Курт так резко встал с лавки, что мне показалось – он сейчас выпрыгнет из моего халата, полы которого хлопнули подобно крыльям птицы. А ещё стёкла его очков заблестели, словно сбрызнутые слезами. Казалось, ещё немного – и он, как загнанный зверь, начнёт метаться по моему дому.
– Но вот же я, не задавая лишних вопросов, пустил вас, – пришла моя очередь успокаивать Курта.
– И то верно, – как-то уж очень быстро успокоился он.
– Это произошло впервые. Раньше я никогда не принимал гостей. Так что и повода отказать не было… Надеюсь, и дальше не будет… И раз уж вы здесь, и готовы излить душу, то – давайте, изливайте! Я вас выслушаю…

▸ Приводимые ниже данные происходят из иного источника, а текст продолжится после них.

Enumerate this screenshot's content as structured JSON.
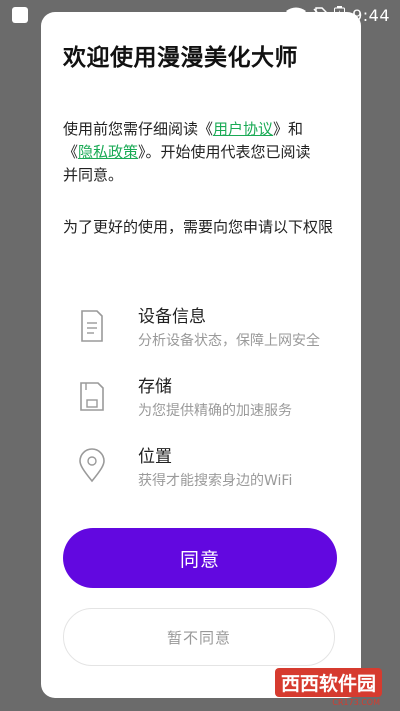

– Поверьте, это самые прекрасные слова, которые мне довелось слышать за всю мою долгую жизнь! – Курт не спешил садиться обратно за стол. – В благодарность за эти слова, доставившие мне столько радости, я готов взяться за приготовление ужина из тех продуктов, которые, я заметил, вы принесли с собой – с вашего разрешения, конечно же…
– Пожалуйста, – разрешил тут же я. – И раз уж вы такой всесторонний знаток всего, то ответьте на вопрос: почему вкусные блюда – например, такие как ваша картошка с салом – не столько утоляют голод, сколько разжигают аппетит…
Курт скрылся из виду за печкой, где стал весело шуршать, шуметь, звенеть и говорить так громко и энергично, что его, наверняка, было слышно с улицы.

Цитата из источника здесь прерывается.